Viggo Mortensen of Star Wars Fame Stars in This Quirky ’80s Comedy

The ad line for SALVATION! screams “Sex, Power and Money! All in the name of God.” This hilarious 80’s romp pokes fun at televangelists and features new wave sensations New Order on the soundtrack along with fellow greats Cabaret Voltaire. This movie also gives Lord of the Rings star Viggo Mortensen an early starring role as an out-of-work motorcycle freak trying to make his newly born-again wife happy while getting his bills paid at the same time.

Mortensen and his buddies team up to trap a crooked televangelist into giving the wife her shot at singing on the televangelist’s nationwide television show, but things don’t quite go as planned. The film goes haywire as the corrupt preacher and Mortensen become an unlikely team. The whole thing turns into a business deal/blackmail scheme as New Order blasts away on the soundtrack.

SALVATION! is an all-star lineup of 80’s names: Exene Cervenka from the California punkabilly group X, Stephen McHattie and Mortensen do fairly well in a movie that otherwise would be reduced to drive-in movie status. Thanks to a solid performance by McHattie as the corrupt preacher, the film has an excellent cult/midnight movie appeal. There are some excellent moments of real menace in SALVATION, including a scene where the preacher may or may not have killed a woman sent to seduce him as part of the blackmail scheme.
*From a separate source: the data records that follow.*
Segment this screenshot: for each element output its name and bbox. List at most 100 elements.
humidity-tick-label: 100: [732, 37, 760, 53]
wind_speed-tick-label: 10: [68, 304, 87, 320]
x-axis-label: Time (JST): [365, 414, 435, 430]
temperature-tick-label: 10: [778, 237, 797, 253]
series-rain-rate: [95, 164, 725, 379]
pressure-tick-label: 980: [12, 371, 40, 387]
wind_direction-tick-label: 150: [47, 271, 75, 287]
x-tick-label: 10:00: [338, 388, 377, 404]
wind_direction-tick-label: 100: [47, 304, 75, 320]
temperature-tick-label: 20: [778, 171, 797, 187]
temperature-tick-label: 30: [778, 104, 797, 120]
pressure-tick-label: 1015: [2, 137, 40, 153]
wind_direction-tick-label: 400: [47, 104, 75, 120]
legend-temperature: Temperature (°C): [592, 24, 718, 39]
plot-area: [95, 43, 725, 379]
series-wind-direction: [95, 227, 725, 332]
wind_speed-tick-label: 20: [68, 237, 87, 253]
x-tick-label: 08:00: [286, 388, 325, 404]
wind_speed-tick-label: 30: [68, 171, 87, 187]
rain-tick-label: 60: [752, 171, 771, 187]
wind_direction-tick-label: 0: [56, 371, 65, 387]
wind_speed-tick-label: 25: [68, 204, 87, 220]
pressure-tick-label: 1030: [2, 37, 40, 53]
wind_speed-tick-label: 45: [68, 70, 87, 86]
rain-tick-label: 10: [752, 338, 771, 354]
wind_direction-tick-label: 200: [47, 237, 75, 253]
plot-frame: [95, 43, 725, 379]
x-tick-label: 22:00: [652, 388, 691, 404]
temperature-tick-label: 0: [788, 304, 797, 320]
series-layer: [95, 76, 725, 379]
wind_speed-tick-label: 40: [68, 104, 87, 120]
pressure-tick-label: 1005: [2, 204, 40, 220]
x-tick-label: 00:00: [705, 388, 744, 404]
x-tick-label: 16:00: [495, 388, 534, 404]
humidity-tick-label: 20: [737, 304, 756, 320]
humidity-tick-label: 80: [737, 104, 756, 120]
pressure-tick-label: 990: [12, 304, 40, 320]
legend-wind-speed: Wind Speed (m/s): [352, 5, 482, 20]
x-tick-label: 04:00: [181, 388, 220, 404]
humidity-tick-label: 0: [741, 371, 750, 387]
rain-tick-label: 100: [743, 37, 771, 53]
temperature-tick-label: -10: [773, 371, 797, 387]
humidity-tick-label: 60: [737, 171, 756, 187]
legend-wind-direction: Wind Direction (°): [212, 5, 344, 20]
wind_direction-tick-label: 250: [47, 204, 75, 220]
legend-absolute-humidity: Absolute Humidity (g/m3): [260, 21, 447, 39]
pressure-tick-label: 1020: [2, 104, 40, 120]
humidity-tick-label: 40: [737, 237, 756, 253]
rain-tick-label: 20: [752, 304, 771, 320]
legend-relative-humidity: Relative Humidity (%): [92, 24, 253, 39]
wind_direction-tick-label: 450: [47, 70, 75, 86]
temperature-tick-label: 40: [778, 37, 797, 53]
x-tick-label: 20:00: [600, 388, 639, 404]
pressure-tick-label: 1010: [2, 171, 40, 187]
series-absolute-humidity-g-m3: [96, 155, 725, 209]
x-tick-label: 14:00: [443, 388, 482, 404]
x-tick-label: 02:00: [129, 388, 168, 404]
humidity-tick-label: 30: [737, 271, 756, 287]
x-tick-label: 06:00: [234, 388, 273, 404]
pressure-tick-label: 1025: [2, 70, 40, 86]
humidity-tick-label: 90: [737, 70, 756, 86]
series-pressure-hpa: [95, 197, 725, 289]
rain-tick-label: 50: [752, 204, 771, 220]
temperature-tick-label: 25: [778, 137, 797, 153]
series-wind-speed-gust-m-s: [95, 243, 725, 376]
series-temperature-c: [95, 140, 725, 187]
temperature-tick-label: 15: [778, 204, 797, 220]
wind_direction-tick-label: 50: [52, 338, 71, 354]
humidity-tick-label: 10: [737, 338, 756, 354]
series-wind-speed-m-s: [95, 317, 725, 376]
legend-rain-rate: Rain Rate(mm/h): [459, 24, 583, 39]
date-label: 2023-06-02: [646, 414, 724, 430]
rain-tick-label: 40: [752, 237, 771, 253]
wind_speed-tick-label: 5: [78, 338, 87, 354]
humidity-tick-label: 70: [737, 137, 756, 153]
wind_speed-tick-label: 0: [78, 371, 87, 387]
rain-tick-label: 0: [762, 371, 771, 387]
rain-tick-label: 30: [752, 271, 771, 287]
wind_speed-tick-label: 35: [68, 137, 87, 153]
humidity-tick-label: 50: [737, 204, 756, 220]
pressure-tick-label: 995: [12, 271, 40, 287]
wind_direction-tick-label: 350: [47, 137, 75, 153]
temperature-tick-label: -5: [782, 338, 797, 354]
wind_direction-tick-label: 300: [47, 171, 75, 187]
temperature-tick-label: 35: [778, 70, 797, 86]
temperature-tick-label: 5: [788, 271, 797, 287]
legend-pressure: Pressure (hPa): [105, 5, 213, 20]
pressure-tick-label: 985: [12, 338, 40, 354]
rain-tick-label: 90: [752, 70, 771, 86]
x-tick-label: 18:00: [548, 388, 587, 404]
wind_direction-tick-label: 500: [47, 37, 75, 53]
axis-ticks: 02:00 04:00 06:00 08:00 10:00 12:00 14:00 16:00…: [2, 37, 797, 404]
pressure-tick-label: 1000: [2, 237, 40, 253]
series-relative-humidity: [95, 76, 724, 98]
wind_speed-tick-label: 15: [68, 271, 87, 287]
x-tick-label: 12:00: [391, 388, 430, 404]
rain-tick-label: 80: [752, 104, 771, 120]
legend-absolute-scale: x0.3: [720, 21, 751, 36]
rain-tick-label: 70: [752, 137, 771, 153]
This movie has great, imaginative visuals. Director Beth B gives this 80s outing candy- colored artistic moments, including images of an imposing neon cross; there’s also a fantastic scene of the preacher rehearsing what’s supposed to be an improvised speech about sin. While he tries to polish the sermon, all about the evils of America’s sinful society, he is leering at a collage of pornographic slides. Best of all, the ‘sermon’ is nothing more than a string of unimaginative clichÃ?©s and trite one-liners. This film was shot many years before televangelist Jimmy Swaggart’s tearful confession on national television, so the film is eerily prophetic in places.

Salvation is not Oscar-winning moviemaking, but it’s one of the better examples of low-budget 80s cinema. It would play well on a double bill with Roger Corman’s Suburbia, Penelope Spheeris’s Decline and Fall of Western Civilization or even her later Wayne’s World. Beth B also directed the films Two Small Bodies, Visiting Desire, and Breath In Breathe Out.

Fans of SALVATION will also want to check out Dabney Coleman and Paul Cooper in PRAY TV, a similarly themed satire of television religion. PRAY TY features Devo as “Dove, the band of love” in a rare film appearance. Two years later Devo went on to film the wonderfully incomprehensible HUMAN HIGHWAY with Neil Young.